A judge nevertheless sentenced Duong, 68, to a two-year and nine-month prison term, despite his ailing health.

The lack of foreign interference evidence only became more glaring in March. A Parliamentary Joint Committee on Intelligence and Security report admitted no criminal prosecutions have been undertaken for offences under the 2018 Foreign Interference Transparency Scheme Act, despite criminal penalties for failure to register.

The bipartisan Labor-Coalition committee did its best to secure arrests. It recommended expanding the already sweeping definition of foreign government-related bodies and forcing targeted people to register with the scheme against their will.

Now the anti-China witch hunt has been dealt another blow. The only other prosecution case, which Attorney-General Mark Dreyfus personally authorised last December, is unravelling.

Late last month, Alexander Csergo, a Sydney businessman charged with “reckless foreign interference,” was granted bail after Judge Graham Turnbull said the case against him was “arguable,” yet he could spend almost another year in custody awaiting trial.

Csergo has pleaded not guilty to the charge, which carries a 15-year prison term. He was arrested in April last year, having just returned to Sydney from China. He remained in custody for more than a year, even after March, when prosecutors dropped their accusation that his conduct “prejudiced Australia’s national security.”

Judge Turnbull said the prosecution case contained no allegation of dealing in official secrets. He added that defendants in Csergo’s position faced difficulties in preparing a defence, given such “document-heavy” cases and restrictions in accessing material and lawyers in custody.

Even so, the judge imposed a lengthy list of bail conditions on Csergo, including ankle bracelet monitoring, daily reporting to police, a ban on going within 500 metres of any international departure point and surrendering his passport.
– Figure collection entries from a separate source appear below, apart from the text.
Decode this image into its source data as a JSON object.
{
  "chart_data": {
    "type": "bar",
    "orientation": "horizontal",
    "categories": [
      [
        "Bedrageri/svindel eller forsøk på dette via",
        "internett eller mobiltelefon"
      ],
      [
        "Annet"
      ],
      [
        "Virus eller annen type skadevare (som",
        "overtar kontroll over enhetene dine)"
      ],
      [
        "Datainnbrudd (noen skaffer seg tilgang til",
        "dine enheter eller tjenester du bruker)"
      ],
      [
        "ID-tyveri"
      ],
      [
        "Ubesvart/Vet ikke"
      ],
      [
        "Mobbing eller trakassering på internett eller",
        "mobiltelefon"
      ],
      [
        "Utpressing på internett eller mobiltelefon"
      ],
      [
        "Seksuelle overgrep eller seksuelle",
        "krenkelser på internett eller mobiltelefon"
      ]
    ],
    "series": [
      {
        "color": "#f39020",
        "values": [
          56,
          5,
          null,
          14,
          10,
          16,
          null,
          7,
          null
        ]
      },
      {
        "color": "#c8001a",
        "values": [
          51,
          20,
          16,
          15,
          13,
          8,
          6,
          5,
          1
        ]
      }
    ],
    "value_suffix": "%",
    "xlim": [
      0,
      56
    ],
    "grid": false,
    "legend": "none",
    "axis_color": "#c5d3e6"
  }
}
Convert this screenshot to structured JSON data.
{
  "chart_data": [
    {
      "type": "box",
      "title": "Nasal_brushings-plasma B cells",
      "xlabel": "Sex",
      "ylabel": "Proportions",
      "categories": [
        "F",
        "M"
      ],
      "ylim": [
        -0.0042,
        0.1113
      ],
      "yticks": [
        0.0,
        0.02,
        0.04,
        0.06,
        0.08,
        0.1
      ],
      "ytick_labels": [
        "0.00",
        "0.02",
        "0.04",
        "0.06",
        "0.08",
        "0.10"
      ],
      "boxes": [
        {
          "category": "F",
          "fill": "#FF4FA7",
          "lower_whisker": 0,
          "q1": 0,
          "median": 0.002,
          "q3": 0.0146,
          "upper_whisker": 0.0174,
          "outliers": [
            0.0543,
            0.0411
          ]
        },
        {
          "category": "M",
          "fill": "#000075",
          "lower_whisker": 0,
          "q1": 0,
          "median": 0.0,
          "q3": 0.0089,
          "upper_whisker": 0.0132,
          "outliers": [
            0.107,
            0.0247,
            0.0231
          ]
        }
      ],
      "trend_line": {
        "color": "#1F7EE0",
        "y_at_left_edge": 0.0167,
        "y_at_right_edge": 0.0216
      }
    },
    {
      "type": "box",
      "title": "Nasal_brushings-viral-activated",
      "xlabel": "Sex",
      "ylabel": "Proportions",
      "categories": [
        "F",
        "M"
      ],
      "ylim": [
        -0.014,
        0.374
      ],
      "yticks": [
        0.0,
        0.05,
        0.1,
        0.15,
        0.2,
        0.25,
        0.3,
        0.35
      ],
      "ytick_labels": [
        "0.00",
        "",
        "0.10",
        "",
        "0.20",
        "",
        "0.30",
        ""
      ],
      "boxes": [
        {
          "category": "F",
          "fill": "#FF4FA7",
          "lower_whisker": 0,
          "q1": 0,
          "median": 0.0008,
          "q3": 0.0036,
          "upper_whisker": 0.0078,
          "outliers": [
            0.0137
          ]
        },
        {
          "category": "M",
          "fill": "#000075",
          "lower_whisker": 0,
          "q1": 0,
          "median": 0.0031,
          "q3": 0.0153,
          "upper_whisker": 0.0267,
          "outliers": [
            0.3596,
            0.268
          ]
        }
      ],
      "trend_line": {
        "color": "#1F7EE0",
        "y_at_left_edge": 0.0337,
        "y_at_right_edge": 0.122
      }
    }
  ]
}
He must also not communicate with any prosecution witness, not leave the state of New South Wales without telling police, avoid all foreign consulates and only use one phone, without accessing any encrypted apps or websites.

Csergo’s only “crime” appears to be working in China as a corporate consultant. He had run a digital advisory business that provided services to large corporations. There was no indication that he had access to classified documents. All the information, on topics such as the state of the mining industry, that he gave to two clients, alleged to be undercover Chinese agents, was based on publicly available material.

The charge of “reckless” foreign interference shows how far the legislation can stretch. It does not require a deliberate attempt to act on behalf of a foreign power. Instead, it is enough that an individual was “aware of” a “substantial” and “unjustifiable” risk that their conduct could go in that direction.

As the WSWS has documented and explained, the “foreign interference” laws not only target China and its alleged local sympathisers. They can be used to outlaw political opposition, anti-war dissent and social protests by alleging that these activities are connected to “foreign” or international campaigns.

As well as creating seven new far-reaching offences, the legislation expanded existing offences, such as treason, sabotage, advocating mutiny and breaching official secrecy, to broaden their potential use to criminalise anti-war advocacy and activity, including the exposure of war crimes.

Last year’s $368 billion AUKUS deal for Australia to acquire nuclear-powered submarines is clear preparation for aggressive US-led operations directly targeting China. Labor is already presiding over a vast expansion of US basing arrangements and an unprecedented build-up of Australian long distance strike capabilities.

While aimed at China, the foreign interference laws are part of plans to suppress the developing struggles of the Australian and global working class under conditions of an economic and social crisis, outrage over the Gaza genocide and the ever-rising danger of catastrophic US-instigated wars.